Bienenstich, selbstgebackenen Apfel- und Streuselkuchen haben Mira und Tochter Andrea für die Gäste mitgebracht. Fischer reicht noch ein Löffelchen Nostalgie dazu: den alten Bebauungsplan von 1928. Da gab es zwischen Heuweg und Düsseldorfer Straße gerade einmal einen Fußweg, zeigt er. Fast jeden Tag ist Mattes Fischer hier vorbeigekommen. Wenn Mira geht, „dann muss ich mir meinen Kaffee selbst machen“, sagt er. Und es wird auch ein bisschen einsamer.

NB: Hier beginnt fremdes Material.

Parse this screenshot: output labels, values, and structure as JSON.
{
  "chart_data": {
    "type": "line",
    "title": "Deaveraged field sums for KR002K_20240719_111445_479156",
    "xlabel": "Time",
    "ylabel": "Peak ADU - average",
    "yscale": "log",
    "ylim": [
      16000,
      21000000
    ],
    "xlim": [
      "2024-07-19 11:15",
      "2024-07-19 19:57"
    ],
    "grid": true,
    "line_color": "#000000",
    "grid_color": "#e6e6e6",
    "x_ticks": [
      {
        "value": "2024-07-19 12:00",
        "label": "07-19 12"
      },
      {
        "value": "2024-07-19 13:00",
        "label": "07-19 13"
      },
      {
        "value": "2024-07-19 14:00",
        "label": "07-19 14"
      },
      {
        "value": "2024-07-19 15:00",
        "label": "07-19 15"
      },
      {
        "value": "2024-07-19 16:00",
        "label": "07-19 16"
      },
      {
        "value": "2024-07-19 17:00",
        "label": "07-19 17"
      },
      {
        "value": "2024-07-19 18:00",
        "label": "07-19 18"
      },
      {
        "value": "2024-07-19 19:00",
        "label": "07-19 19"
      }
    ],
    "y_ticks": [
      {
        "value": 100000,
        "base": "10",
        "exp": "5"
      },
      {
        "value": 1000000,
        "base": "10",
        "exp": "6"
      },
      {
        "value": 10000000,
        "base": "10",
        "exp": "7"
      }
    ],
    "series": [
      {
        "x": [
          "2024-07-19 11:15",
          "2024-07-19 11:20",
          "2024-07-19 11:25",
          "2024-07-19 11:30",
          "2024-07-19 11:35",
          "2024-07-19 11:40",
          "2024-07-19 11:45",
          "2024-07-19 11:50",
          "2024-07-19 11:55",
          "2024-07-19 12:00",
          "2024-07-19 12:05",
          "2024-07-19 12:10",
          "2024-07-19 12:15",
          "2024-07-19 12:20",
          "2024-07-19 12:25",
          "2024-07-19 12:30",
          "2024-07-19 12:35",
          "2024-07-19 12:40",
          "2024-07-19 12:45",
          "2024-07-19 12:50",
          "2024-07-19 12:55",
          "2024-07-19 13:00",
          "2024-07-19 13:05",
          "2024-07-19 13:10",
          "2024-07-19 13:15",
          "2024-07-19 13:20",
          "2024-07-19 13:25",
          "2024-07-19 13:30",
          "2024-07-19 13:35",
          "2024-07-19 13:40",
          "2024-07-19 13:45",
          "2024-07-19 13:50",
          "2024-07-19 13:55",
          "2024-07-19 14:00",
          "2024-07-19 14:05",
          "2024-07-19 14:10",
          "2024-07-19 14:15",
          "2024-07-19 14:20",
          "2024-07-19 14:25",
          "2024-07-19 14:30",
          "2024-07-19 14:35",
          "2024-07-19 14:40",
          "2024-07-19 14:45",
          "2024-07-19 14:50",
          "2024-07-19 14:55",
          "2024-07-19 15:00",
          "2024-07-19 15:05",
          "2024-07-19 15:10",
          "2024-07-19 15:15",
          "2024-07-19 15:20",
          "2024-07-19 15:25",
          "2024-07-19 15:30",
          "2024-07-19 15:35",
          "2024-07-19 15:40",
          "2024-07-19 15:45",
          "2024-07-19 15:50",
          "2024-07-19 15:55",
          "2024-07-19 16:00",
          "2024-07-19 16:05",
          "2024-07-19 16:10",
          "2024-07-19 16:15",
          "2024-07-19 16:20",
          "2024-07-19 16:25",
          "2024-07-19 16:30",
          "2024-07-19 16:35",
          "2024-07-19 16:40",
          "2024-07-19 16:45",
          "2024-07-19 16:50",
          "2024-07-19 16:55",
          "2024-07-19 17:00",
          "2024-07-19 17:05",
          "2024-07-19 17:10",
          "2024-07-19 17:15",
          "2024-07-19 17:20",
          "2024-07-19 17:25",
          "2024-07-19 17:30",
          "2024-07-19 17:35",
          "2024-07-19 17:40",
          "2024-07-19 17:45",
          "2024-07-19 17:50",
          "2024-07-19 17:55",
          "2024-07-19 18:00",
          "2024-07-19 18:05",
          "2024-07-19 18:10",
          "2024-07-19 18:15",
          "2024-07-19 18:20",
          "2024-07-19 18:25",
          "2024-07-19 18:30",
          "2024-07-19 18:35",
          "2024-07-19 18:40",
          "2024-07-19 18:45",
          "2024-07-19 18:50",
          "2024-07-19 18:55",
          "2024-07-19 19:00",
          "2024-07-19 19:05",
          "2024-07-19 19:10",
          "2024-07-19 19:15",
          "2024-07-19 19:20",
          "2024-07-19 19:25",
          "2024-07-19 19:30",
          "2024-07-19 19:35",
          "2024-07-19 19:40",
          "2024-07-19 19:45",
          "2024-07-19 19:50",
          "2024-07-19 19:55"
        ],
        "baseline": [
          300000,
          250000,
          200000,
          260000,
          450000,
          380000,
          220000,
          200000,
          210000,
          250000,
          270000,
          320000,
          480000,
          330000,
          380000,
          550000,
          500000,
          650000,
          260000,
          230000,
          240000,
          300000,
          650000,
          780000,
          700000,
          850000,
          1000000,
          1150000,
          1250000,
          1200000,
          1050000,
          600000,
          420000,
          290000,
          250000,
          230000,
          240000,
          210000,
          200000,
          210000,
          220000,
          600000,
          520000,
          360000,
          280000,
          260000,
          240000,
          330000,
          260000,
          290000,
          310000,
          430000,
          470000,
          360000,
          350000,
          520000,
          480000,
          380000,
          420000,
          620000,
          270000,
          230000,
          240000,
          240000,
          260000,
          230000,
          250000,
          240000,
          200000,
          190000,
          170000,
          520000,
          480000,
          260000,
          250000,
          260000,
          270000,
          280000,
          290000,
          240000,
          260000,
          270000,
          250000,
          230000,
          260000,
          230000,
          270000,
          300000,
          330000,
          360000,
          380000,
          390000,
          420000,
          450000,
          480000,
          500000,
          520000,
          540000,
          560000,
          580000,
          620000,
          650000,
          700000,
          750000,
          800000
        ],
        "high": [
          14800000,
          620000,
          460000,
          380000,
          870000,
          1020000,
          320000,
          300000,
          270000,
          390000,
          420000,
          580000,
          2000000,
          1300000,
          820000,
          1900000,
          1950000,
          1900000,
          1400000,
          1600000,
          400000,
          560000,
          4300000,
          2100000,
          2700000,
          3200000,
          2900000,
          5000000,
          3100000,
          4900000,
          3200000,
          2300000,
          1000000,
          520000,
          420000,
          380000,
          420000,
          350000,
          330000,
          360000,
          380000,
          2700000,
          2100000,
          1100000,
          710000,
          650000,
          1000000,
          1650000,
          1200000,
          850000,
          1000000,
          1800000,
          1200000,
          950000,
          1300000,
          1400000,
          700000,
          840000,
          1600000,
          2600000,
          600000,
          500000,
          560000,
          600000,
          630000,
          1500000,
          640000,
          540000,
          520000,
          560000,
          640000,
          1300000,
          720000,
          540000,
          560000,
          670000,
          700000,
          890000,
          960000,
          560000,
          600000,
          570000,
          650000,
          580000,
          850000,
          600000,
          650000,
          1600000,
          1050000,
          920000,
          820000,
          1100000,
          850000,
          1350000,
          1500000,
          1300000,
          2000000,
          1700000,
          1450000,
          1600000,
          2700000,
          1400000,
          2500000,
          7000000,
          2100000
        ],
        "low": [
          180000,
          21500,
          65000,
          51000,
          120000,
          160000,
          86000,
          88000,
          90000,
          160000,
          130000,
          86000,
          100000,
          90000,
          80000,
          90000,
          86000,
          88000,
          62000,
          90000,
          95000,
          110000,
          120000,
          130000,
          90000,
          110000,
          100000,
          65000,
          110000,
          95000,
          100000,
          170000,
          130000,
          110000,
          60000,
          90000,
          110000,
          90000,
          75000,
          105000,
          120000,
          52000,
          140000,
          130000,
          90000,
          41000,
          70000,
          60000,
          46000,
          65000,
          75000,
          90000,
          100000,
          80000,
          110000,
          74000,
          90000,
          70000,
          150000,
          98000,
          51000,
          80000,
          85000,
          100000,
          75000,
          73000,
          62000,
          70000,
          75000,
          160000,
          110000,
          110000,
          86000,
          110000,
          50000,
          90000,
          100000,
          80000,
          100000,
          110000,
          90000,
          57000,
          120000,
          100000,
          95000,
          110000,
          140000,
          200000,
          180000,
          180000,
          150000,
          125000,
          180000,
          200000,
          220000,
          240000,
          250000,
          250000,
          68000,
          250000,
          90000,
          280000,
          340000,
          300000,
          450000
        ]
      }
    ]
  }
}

„Die Arbeiten haben sich gerne gegenseitig veräppelt“
Den Blick zurück unterbricht ein Handwerker, der zur Mittagszeit vorbeischaut: drei kalte Bier – das sind die letzten im Kühlschrank. „Schöne Feiertage.“ Und raus ist er. Auch das „Feierabend-Bier“ gehörte dazu, erzählt Tochter Andrea, „und der Spaß. Denn die Arbeiter haben sich natürlich auch gerne gegenseitig veräppelt, die nehmen kein Blatt vor den Mund“, erinnert sie sich mit einem breiten Lächeln daran zurück, wenn sie aushelfen musste. Das frühe Aufstehen allerdings war eine andere Sache …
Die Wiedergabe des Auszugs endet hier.